Three guesses as to wtf Curious George will do with this newfound knowledge.

But the makers of Curious George won’t let us off this easily. It is no fun snatching hope from the hopeless. For one brief moment, we are led to believe Curious George WON’T do what we all know he will do.

Curious George is too short to operate the vacuum. He cannot clean up the mess. He cannot destroy Mr. Stamps’s stamps. Dare we hope for peace? Will MYH finally take responsibility and clean up after his pet?

No. Right before he leaves on some meaningless errand, MYH gives Curious George a Dustbuster, which he calls a “monkey-sized vacuum.”

Good Lord.

The stamps are the first to go, after which Curious George ingests LSD.

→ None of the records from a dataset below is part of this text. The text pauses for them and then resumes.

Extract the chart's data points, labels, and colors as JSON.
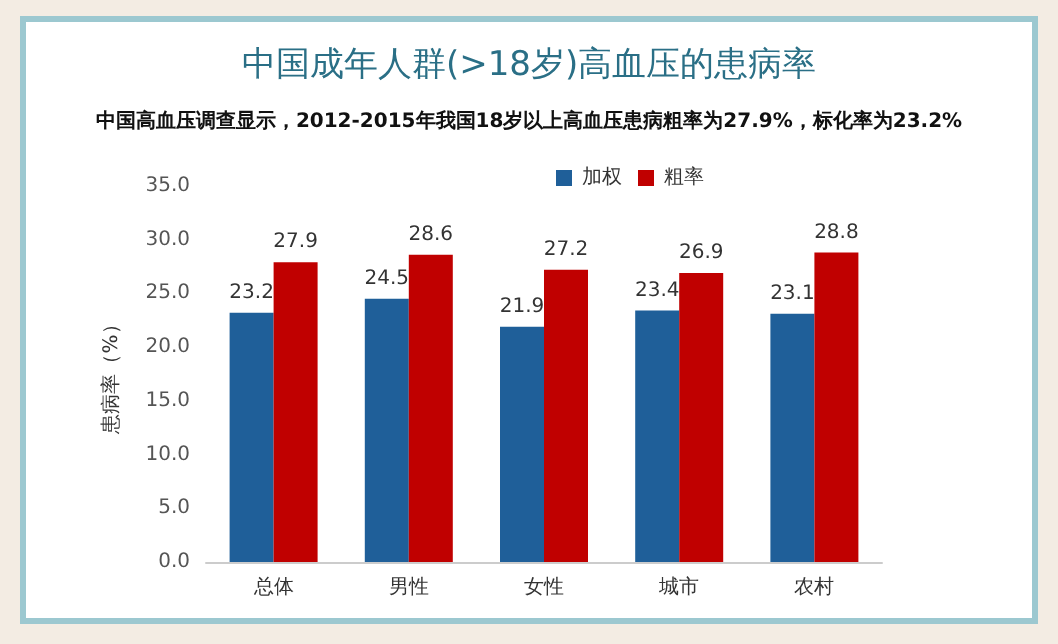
{
  "chart_data": {
    "type": "bar",
    "title": "中国成年人群(>18岁)高血压的患病率",
    "subtitle": "中国高血压调查显示，2012-2015年我国18岁以上高血压患病粗率为27.9%，标化率为23.2%",
    "ylabel": "患病率（%）",
    "categories": [
      "总体",
      "男性",
      "女性",
      "城市",
      "农村"
    ],
    "series": [
      {
        "name": "加权",
        "color": "#1f5f99",
        "values": [
          23.2,
          24.5,
          21.9,
          23.4,
          23.1
        ]
      },
      {
        "name": "粗率",
        "color": "#c00000",
        "values": [
          27.9,
          28.6,
          27.2,
          26.9,
          28.8
        ]
      }
    ],
    "ylim": [
      0,
      35
    ],
    "yticks": [
      {
        "value": 0,
        "label": "0.0"
      },
      {
        "value": 5,
        "label": "5.0"
      },
      {
        "value": 10,
        "label": "10.0"
      },
      {
        "value": 15,
        "label": "15.0"
      },
      {
        "value": 20,
        "label": "20.0"
      },
      {
        "value": 25,
        "label": "25.0"
      },
      {
        "value": 30,
        "label": "30.0"
      },
      {
        "value": 35,
        "label": "35.0"
      }
    ],
    "grid": false,
    "legend": "top",
    "data_labels": true
  }
}
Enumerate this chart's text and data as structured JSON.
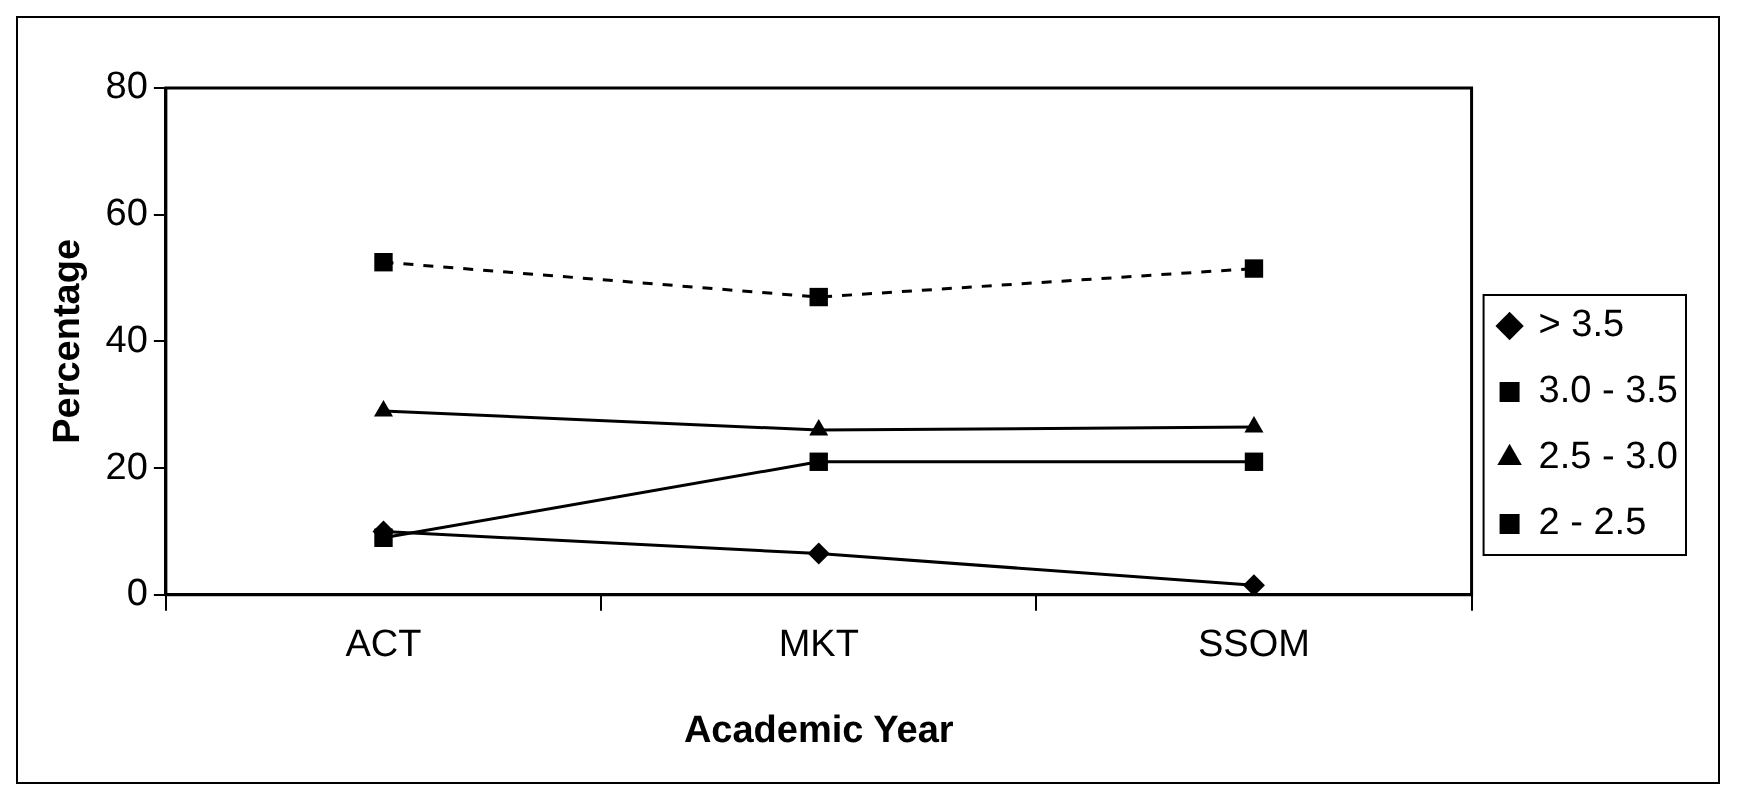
{
  "chart_data": {
    "type": "line",
    "xlabel": "Academic Year",
    "ylabel": "Percentage",
    "categories": [
      "ACT",
      "MKT",
      "SSOM"
    ],
    "series": [
      {
        "name": "> 3.5",
        "color": "#000000",
        "marker": "diamond",
        "line_style": "solid",
        "values": [
          10,
          6.5,
          1.5
        ]
      },
      {
        "name": "3.0 - 3.5",
        "color": "#000000",
        "marker": "square",
        "line_style": "solid",
        "values": [
          9,
          21,
          21
        ]
      },
      {
        "name": "2.5 - 3.0",
        "color": "#000000",
        "marker": "triangle",
        "line_style": "solid",
        "values": [
          29,
          26,
          26.5
        ]
      },
      {
        "name": "2 - 2.5",
        "color": "#000000",
        "marker": "square",
        "line_style": "dashed",
        "values": [
          52.5,
          47,
          51.5
        ]
      }
    ],
    "ylim": [
      0,
      80
    ],
    "yticks": [
      0,
      20,
      40,
      60,
      80
    ],
    "grid": false,
    "legend": "right"
  }
}
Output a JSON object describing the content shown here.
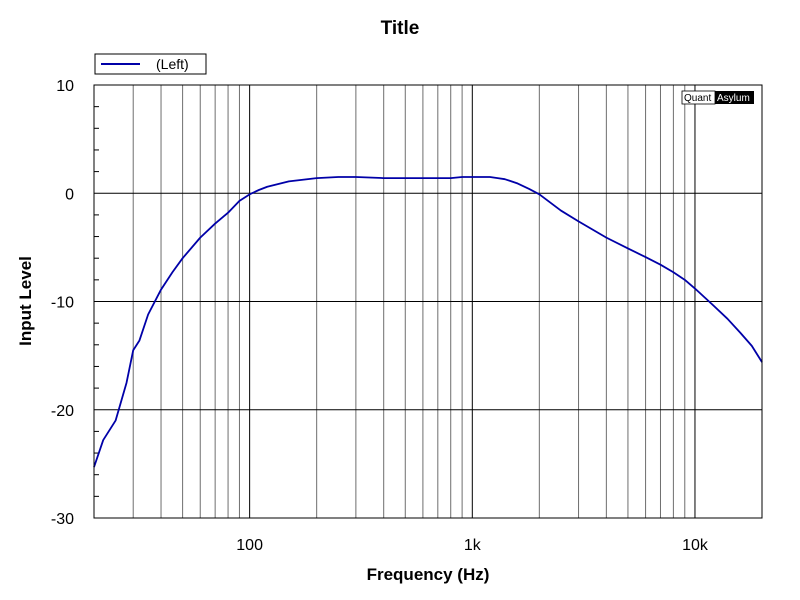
{
  "chart_data": {
    "type": "line",
    "title": "Title",
    "xlabel": "Frequency (Hz)",
    "ylabel": "Input Level",
    "x_scale": "log",
    "xlim": [
      20,
      20000
    ],
    "ylim": [
      -30,
      10
    ],
    "x_ticks": [
      {
        "value": 100,
        "label": "100"
      },
      {
        "value": 1000,
        "label": "1k"
      },
      {
        "value": 10000,
        "label": "10k"
      }
    ],
    "y_ticks": [
      {
        "value": 10,
        "label": "10"
      },
      {
        "value": 0,
        "label": "0"
      },
      {
        "value": -10,
        "label": "-10"
      },
      {
        "value": -20,
        "label": "-20"
      },
      {
        "value": -30,
        "label": "-30"
      }
    ],
    "grid": true,
    "legend": {
      "placement": "top-left"
    },
    "series": [
      {
        "name": "(Left)",
        "color": "#0000a8",
        "x": [
          20,
          22,
          25,
          28,
          30,
          32,
          35,
          40,
          45,
          50,
          60,
          70,
          80,
          90,
          100,
          110,
          120,
          150,
          200,
          250,
          300,
          400,
          500,
          600,
          700,
          800,
          900,
          1000,
          1100,
          1200,
          1300,
          1400,
          1500,
          1600,
          1800,
          2000,
          2500,
          3000,
          4000,
          5000,
          6000,
          7000,
          8000,
          9000,
          10000,
          12000,
          14000,
          16000,
          18000,
          20000
        ],
        "y": [
          -25.3,
          -22.8,
          -21.0,
          -17.5,
          -14.5,
          -13.6,
          -11.2,
          -8.9,
          -7.3,
          -6.0,
          -4.1,
          -2.8,
          -1.8,
          -0.7,
          -0.1,
          0.3,
          0.6,
          1.1,
          1.4,
          1.5,
          1.5,
          1.4,
          1.4,
          1.4,
          1.4,
          1.4,
          1.5,
          1.5,
          1.5,
          1.5,
          1.4,
          1.3,
          1.1,
          0.9,
          0.4,
          -0.1,
          -1.6,
          -2.6,
          -4.1,
          -5.1,
          -5.9,
          -6.6,
          -7.3,
          -8.0,
          -8.8,
          -10.3,
          -11.6,
          -12.9,
          -14.1,
          -15.6
        ]
      }
    ]
  },
  "branding": {
    "part1": "Quant",
    "part2": "Asylum"
  }
}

Maybe not, but I can think of no other reason why Curious George begins to vividly hallucinate and run out into traffic. Wearing a cape, and calling himself a superhero.

George thinks he will save the city by vacuuming things. He sucks up the birdseed a lady is scattering for the pigeons. The pigeons swear revenge.

MYH, meanwhile, learns that the stamps are gone. His frantic search for George and the Dustbuster leads to the best dialogue I have yet discovered:

MYH: Hey lady, have you seen a monkey with a vacuum?
Lady: Was he wearing a cape?

Ponder this, my faithful readers. The lady seeks clarification. Was it the cape-wearing monkey, or was it one of the other monkeys with vacuums she saw today?

Then a random guy shows up and yells “Help! A monkey just sucked up my winning lottery ticket!”

Winning lottery ticket. Sucked up by a monkey.

Words cannot adequately express the horrible shit I would do to a monkey that sucked up my winning lottery ticket. I would keep him alive for weeks, doing things that, translated into cuneiform, would make even the ancient Persians vomit on their sandals. I would know every noise a monkey’s shattered vocal cords could whimper, and I would replay them all through Peavey speakers every Christmas.

But I do not have a winning lottery ticket. And I do not exist in the Curious George universe.

And so, just as George is about to empty the vacuum bag in a construction site dumpster, MYH catches him. Stamps, birdseed and lottery ticket are saved.

No one knows what happens next. By the next episode, none of it ever happened.